Prepare the spi data

The psychTools::spi data frame contains a large set of personality items along with demographic variables such as age, education, and gender. The companion object spi.keys holds scoring keys that map items to broad personality dimensions. Using psych::scoreFast(), we can quickly compute scale scores while handling reverse-keyed items.

data(spi)
data(spi.keys)

# score all available scales and extract two broad dimensions
spi_scored <- scoreFast(keys = spi.keys, items = spi)


selected_traits <- c("Agree-A", "Extra-A")

trait_scores <- spi_scored[, selected_traits, drop = FALSE]

# potential predictors available in the dataset
candidate_covariates <- intersect(c("age", "education", "gender"), names(spi))
spi_analysis <- cbind(trait_scores, spi[, candidate_covariates, drop = FALSE])
spi_analysis <- na.omit(spi_analysis)

selected_traits <- c("Agreeableness", "Extraversion")
names(spi_analysis)[1:2] <- selected_traits

# add some noise
set.seed(104358)
spi_analysis$noise1 <- ordered(sample(c(0,1), nrow(spi_analysis), TRUE))
spi_analysis$noise2 <- ordered(sample(c(1:10), nrow(spi_analysis), TRUE))
spi_analysis$noise3 <- ordered(sample(c(1:10), nrow(spi_analysis), TRUE))
spi_analysis$noise4 <- ordered(sample(c(1:20), nrow(spi_analysis), TRUE))

spi_analysis$education <- ordered(spi_analysis$education)

The resulting spi_analysis data frame contains the two selected personality scales along with any demographic predictors that are present in the dataset. In addition, we simulate some uninformative noise predictors.

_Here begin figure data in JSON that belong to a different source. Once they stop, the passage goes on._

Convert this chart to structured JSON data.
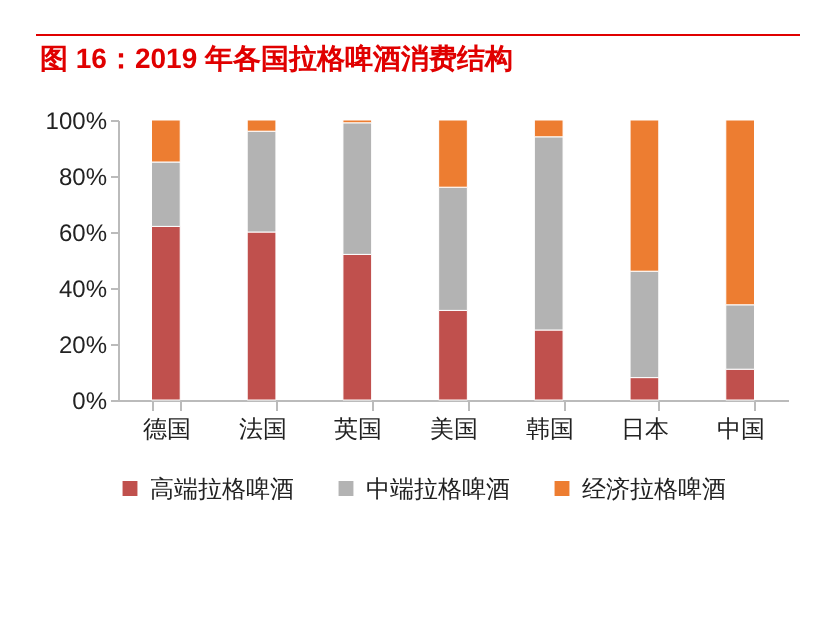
{
  "chart_data": {
    "type": "bar",
    "title": "图 16：2019 年各国拉格啤酒消费结构",
    "stacked": true,
    "categories": [
      "德国",
      "法国",
      "英国",
      "美国",
      "韩国",
      "日本",
      "中国"
    ],
    "series": [
      {
        "name": "高端拉格啤酒",
        "color": "#c0504d",
        "values": [
          62,
          60,
          52,
          32,
          25,
          8,
          11
        ]
      },
      {
        "name": "中端拉格啤酒",
        "color": "#b3b3b3",
        "values": [
          23,
          36,
          47,
          44,
          69,
          38,
          23
        ]
      },
      {
        "name": "经济拉格啤酒",
        "color": "#ed7d31",
        "values": [
          15,
          4,
          1,
          24,
          6,
          54,
          66
        ]
      }
    ],
    "ylim": [
      0,
      100
    ],
    "yticks": [
      {
        "value": 0,
        "label": "0%"
      },
      {
        "value": 20,
        "label": "20%"
      },
      {
        "value": 40,
        "label": "40%"
      },
      {
        "value": 60,
        "label": "60%"
      },
      {
        "value": 80,
        "label": "80%"
      },
      {
        "value": 100,
        "label": "100%"
      }
    ],
    "grid": false,
    "legend": "bottom"
  }
}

Specify a two-dimensional OpenMx model

We now specify a concise bivariate SEM that estimates the means, variances, and covariance of the two personality dimensions.


two_dim_model <- mxModel(
  "TwoDimensions",
  type = "RAM",
  manifestVars = selected_traits,
  mxData(spi_analysis[, selected_traits, drop = FALSE], type = "raw"),
  # freely estimate the variances and their covariance
  mxPath(
    from = selected_traits,
    arrows = 2,
    connect = "unique.pairs",
    free = TRUE,
    values = c(1, 0.2, 1),
    labels = c("var_trait1", "cov_traits", "var_trait2")
  ),
  # estimate manifest means
  mxPath(
    from = "one",
    to = selected_traits,
    arrows = 1,
    free = TRUE,
    values = 0,
    labels = paste0("mean_", selected_traits)
  )
)

two_dim_fit <- mxRun(two_dim_model)
#> Running TwoDimensions with 5 parameters

Grow a SEM tree

With the fitted model in place, we can grow a SEM tree to search for subgroups that differ in their personality means and covariance structure. Any columns in spi_analysis not used as manifest variables automatically serve as candidate splitting variables.

spi_tree <- semtree(
  model = two_dim_fit,
  data = spi_analysis,
  control = semtree_control(method="score")
)

The resulting tree captures how demographic variables partition the sample into groups with distinct estimates for the two personality dimensions.

Applying the Bonferroni correction

To adjust for the inflated Type I error rate that arises from testing multiple candidate split variables, enable the Bonferroni correction in the control settings. This reduces the per-test significance threshold.

bonf_ctrl <- semtree.control(bonferroni = TRUE, 
                             alpha = 0.05,
                             method = "score")
spi_tree_bonf <- semtree(
  model = two_dim_fit,
  data = spi_analysis,
  control = bonf_ctrl
)

You can compare the Bonferroni-corrected tree to the uncorrected version to see how stricter multiplicity control affects the discovered subgroups.

plot(spi_tree)

plot(spi_tree_bonf)

The Bonferroni-adjusted tree will typically be smaller or include fewer splits because candidate partitions must meet the more conservative significance threshold.